Error: ggplot2 doesn't know how to deal with data of class character

ggplot2

#1

I'm pretty new to R, I want to do time series on programming languages used over years
sample example of my data frame

   PL   | year
1  C    | 2007
2  C    | 2007
3  Java | 2010
4  Ruby | 2011
5  Ruby | 2011

(year is int variable)

this is my code

library(RODBC)
library(tidyr)
library(dplyr)
library(ggplot2)
conn <- odbcDriverConnect(dbConnection)
df <- sqlQuery(conn, iconv(paste(pl.sql', encoding = 'UTF-8', warn = FALSE), collapse = '\n'), from = 'UTF-8', to = 'ASCII', sub = ''))
df$Year <- as.Date(as.character(df$Year))
ggplot(df) + geom_line()

but i got this error


#2

Try ggplot(df, aes(year, group =PL)+ geom_line()

Or instead geom_bar(position ="jitter")


#3

ggplot(df,aes(Year,group= PL)) + geom_line()
still the same error

ggplot(df)+geom_bar(position = "jitter")
also same error


#4

It's not quite clear to me what you'd like to show in your plot. Perhaps a count of how many mentions there are of each PL each year? I took a stab at using data like your example data to make a plot counting how many occurrences of each PL there are by year.

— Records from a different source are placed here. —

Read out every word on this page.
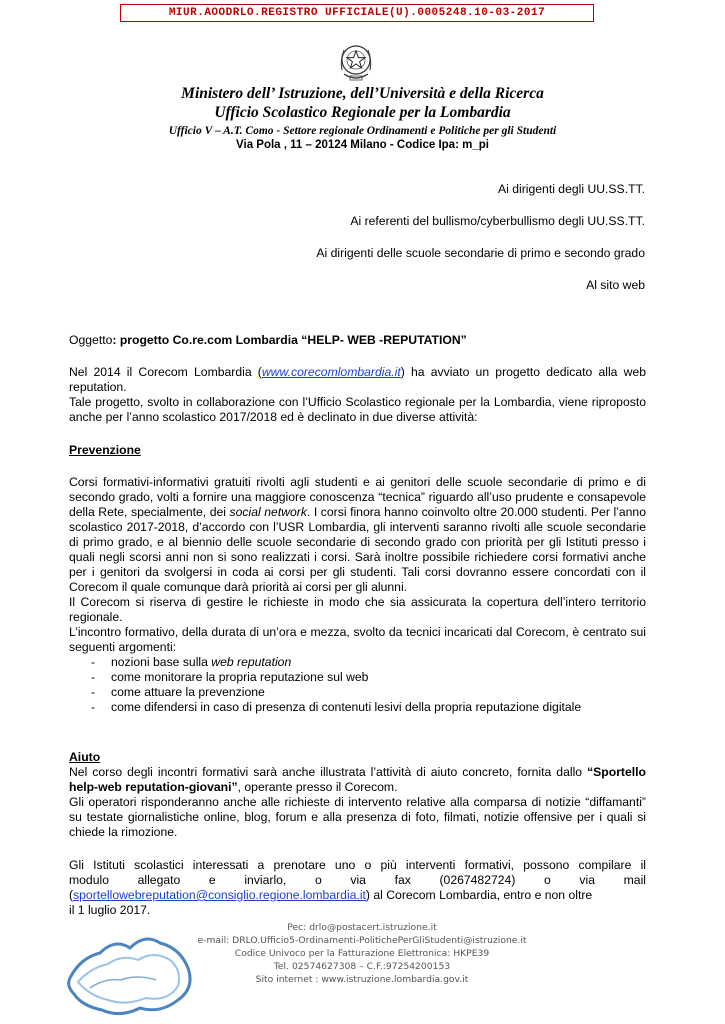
MIUR.AOODRLO.REGISTRO UFFICIALE(U).0005248.10-03-2017
Ministero dell’ Istruzione, dell’Università e della Ricerca
Ufficio Scolastico Regionale per la Lombardia
Ufficio V – A.T. Como - Settore regionale Ordinamenti e Politiche per gli Studenti
Via Pola , 11 – 20124 Milano - Codice Ipa: m_pi
Ai dirigenti degli UU.SS.TT.
Ai referenti del bullismo/cyberbullismo degli UU.SS.TT.
Ai dirigenti delle scuole secondarie di primo e secondo grado
Al sito web
Oggetto: progetto Co.re.com Lombardia “HELP- WEB -REPUTATION”
Nel 2014 il Corecom Lombardia (www.corecomlombardia.it) ha avviato un progetto dedicato alla web reputation.
Tale progetto, svolto in collaborazione con l’Ufficio Scolastico regionale per la Lombardia, viene riproposto anche per l’anno scolastico 2017/2018 ed è declinato in due diverse attività:
Prevenzione
Corsi formativi-informativi gratuiti rivolti agli studenti e ai genitori delle scuole secondarie di primo e di secondo grado, volti a fornire una maggiore conoscenza “tecnica” riguardo all’uso prudente e consapevole della Rete, specialmente, dei social network. I corsi finora hanno coinvolto oltre 20.000 studenti. Per l’anno scolastico 2017-2018, d’accordo con l’USR Lombardia, gli interventi saranno rivolti alle scuole secondarie di primo grado, e al biennio delle scuole secondarie di secondo grado con priorità per gli Istituti presso i quali negli scorsi anni non si sono realizzati i corsi. Sarà inoltre possibile richiedere corsi formativi anche per i genitori da svolgersi in coda ai corsi per gli studenti. Tali corsi dovranno essere concordati con il Corecom il quale comunque darà priorità ai corsi per gli alunni.
Il Corecom si riserva di gestire le richieste in modo che sia assicurata la copertura dell’intero territorio regionale.
L’incontro formativo, della durata di un’ora e mezza, svolto da tecnici incaricati dal Corecom, è centrato sui seguenti argomenti:
- nozioni base sulla web reputation
- come monitorare la propria reputazione sul web
- come attuare la prevenzione
- come difendersi in caso di presenza di contenuti lesivi della propria reputazione digitale
Aiuto
Nel corso degli incontri formativi sarà anche illustrata l’attività di aiuto concreto, fornita dallo “Sportello help-web reputation-giovani”, operante presso il Corecom.
Gli operatori risponderanno anche alle richieste di intervento relative alla comparsa di notizie “diffamanti” su testate giornalistiche online, blog, forum e alla presenza di foto, filmati, notizie offensive per i quali si chiede la rimozione.
Gli Istituti scolastici interessati a prenotare uno o più interventi formativi, possono compilare il
modulo allegato e inviarlo, o via fax (0267482724) o via mail
(sportellowebreputation@consiglio.regione.lombardia.it) al Corecom Lombardia, entro e non oltre
il 1 luglio 2017.
Pec: drlo@postacert.istruzione.it
e-mail: DRLO.Ufficio5-Ordinamenti-PolitichePerGliStudenti@istruzione.it
Codice Univoco per la Fatturazione Elettronica: HKPE39
Tel. 02574627308 – C.F.:97254200153
Sito internet : www.istruzione.lombardia.gov.it
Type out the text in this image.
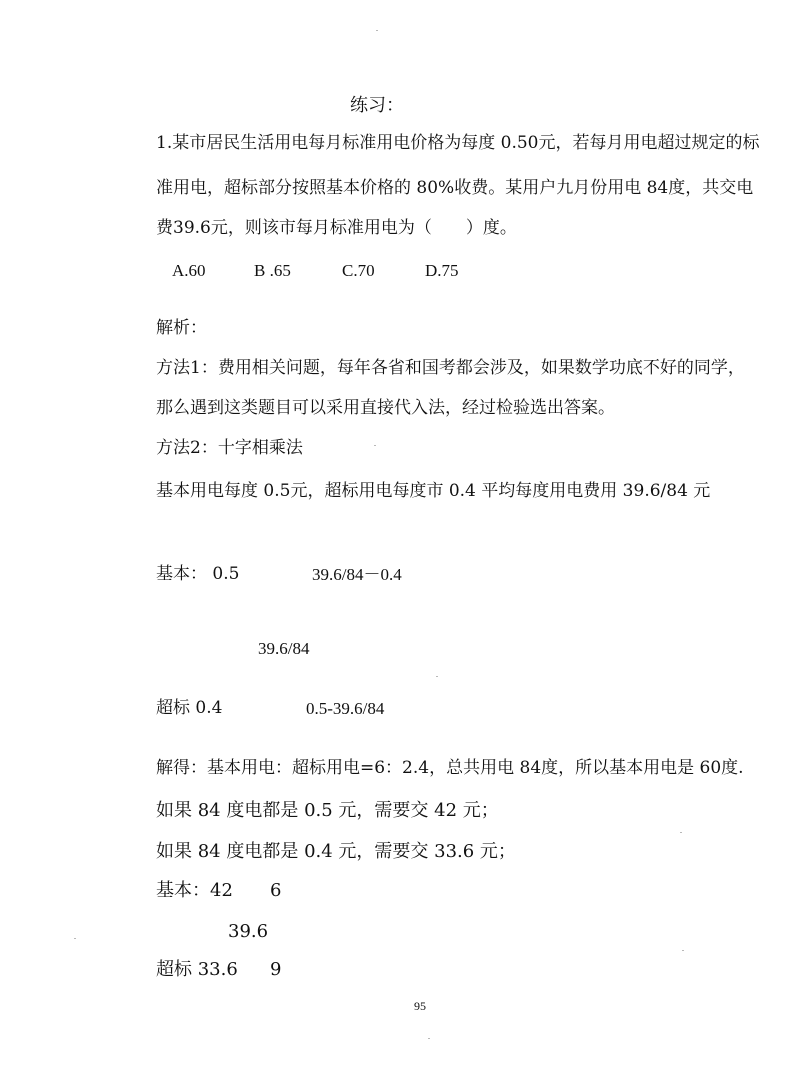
练习：
1.某市居民生活用电每月标准用电价格为每度 0.50元，若每月用电超过规定的标
准用电，超标部分按照基本价格的 80%收费。某用户九月份用电 84度，共交电
费39.6元，则该市每月标准用电为（　　）度。
A.60	B .65	C.70	D.75
解析：
方法1：费用相关问题，每年各省和国考都会涉及，如果数学功底不好的同学，
那么遇到这类题目可以采用直接代入法，经过检验选出答案。
方法2：十字相乘法
基本用电每度 0.5元，超标用电每度市 0.4 平均每度用电费用 39.6/84 元
基本： 0.5	39.6/84－0.4
39.6/84
超标 0.4	0.5-39.6/84
解得：基本用电：超标用电=6：2.4，总共用电 84度，所以基本用电是 60度.
如果 84 度电都是 0.5 元，需要交 42 元；
如果 84 度电都是 0.4 元，需要交 33.6 元；
基本：42 6
39.6
超标 33.6 9
95
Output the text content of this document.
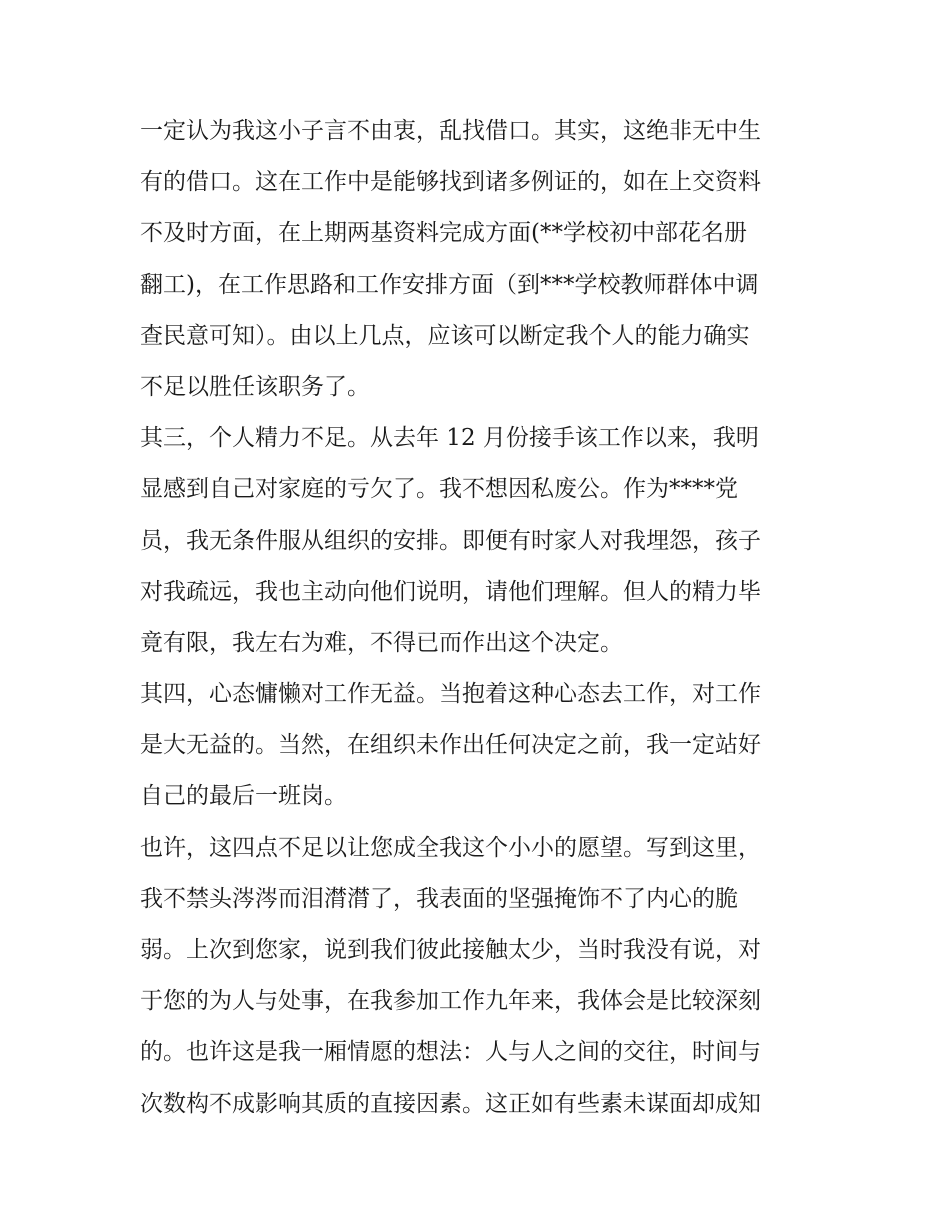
一定认为我这小子言不由衷，乱找借口。其实，这绝非无中生
有的借口。这在工作中是能够找到诸多例证的，如在上交资料
不及时方面，在上期两基资料完成方面(**学校初中部花名册
翻工)，在工作思路和工作安排方面（到***学校教师群体中调
查民意可知）。由以上几点，应该可以断定我个人的能力确实
不足以胜任该职务了。
其三，个人精力不足。从去年 12 月份接手该工作以来，我明
显感到自己对家庭的亏欠了。我不想因私废公。作为****党
员，我无条件服从组织的安排。即便有时家人对我埋怨，孩子
对我疏远，我也主动向他们说明，请他们理解。但人的精力毕
竟有限，我左右为难，不得已而作出这个决定。
其四，心态慵懒对工作无益。当抱着这种心态去工作，对工作
是大无益的。当然，在组织未作出任何决定之前，我一定站好
自己的最后一班岗。
也许，这四点不足以让您成全我这个小小的愿望。写到这里，
我不禁头涔涔而泪潸潸了，我表面的坚强掩饰不了内心的脆
弱。上次到您家，说到我们彼此接触太少，当时我没有说，对
于您的为人与处事，在我参加工作九年来，我体会是比较深刻
的。也许这是我一厢情愿的想法：人与人之间的交往，时间与
次数构不成影响其质的直接因素。这正如有些素未谋面却成知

The chapter introducing ggplot2 here (http://r4ds.had.co.nz/data-visualisation.html#introduction-1) has lots more examples of how it can be used. I'd also suggest the sections on data transformation and making your data "tidy" format, which makes it simpler to plot.

df <-
  tibble::tribble(
      ~row,  ~PL, ~year,
     1, "C", 2009L,
     2, "C", 2010L,
     3, "Java", 2010L,
     4, "Ruby", 2010L,
     5, "Ruby", 2011L,
     6, "Ruby", 2011L,
     7, "C", 2010L
  )
# df$year_date <- as.Date(paste0(df$year, "-01-01"))
# I wasn't sure why you needed the year as a date, but this works.
  
library(tidyverse)

# This counts the occurrences of each PL-year combo and fills in 
# zeros for the combos that didn't appear.
df_counts <-
  df %>% 
  group_by(PL, year) %>% 
  tally() %>% ungroup() %>% 
  complete(PL,year) %>% 
  replace_na(list(n=0))

# This uses the transformed data, with year on x, n (count) on y, 
# and each PL getting a different color.
ggplot(df_counts, aes(year, n, color=PL)) + 
  geom_line() +
  scale_x_continuous(breaks = 2009:2011, minor_breaks = NULL)


#5

yes exactly that what I want, your code is run correctly on your data
but when I try on my data It throw this error

Error in UseMethod("group_by_") : 
  no applicable method for 'group_by_' applied to an object of class "character"
>

my df is result of sql query
year-> smallint
PL -> varchar


#6

It sounds like you need to convert the varchar PL column from your query into the kind of character type that ggplot (and the tidyverse, and R in general, I presume) can use.

It might suffice to run:
df$PL <- as.character(df$PL)


#7

thanks jonspring
this run without error
df["PL"] <- as.character(df["PL"])
but still this line throw the same error
df_counts <- df %>% group_by(PL, year) %>% tally() %>% ungroup() %>% complete(PL,year) %>% replace_na(list(n=0))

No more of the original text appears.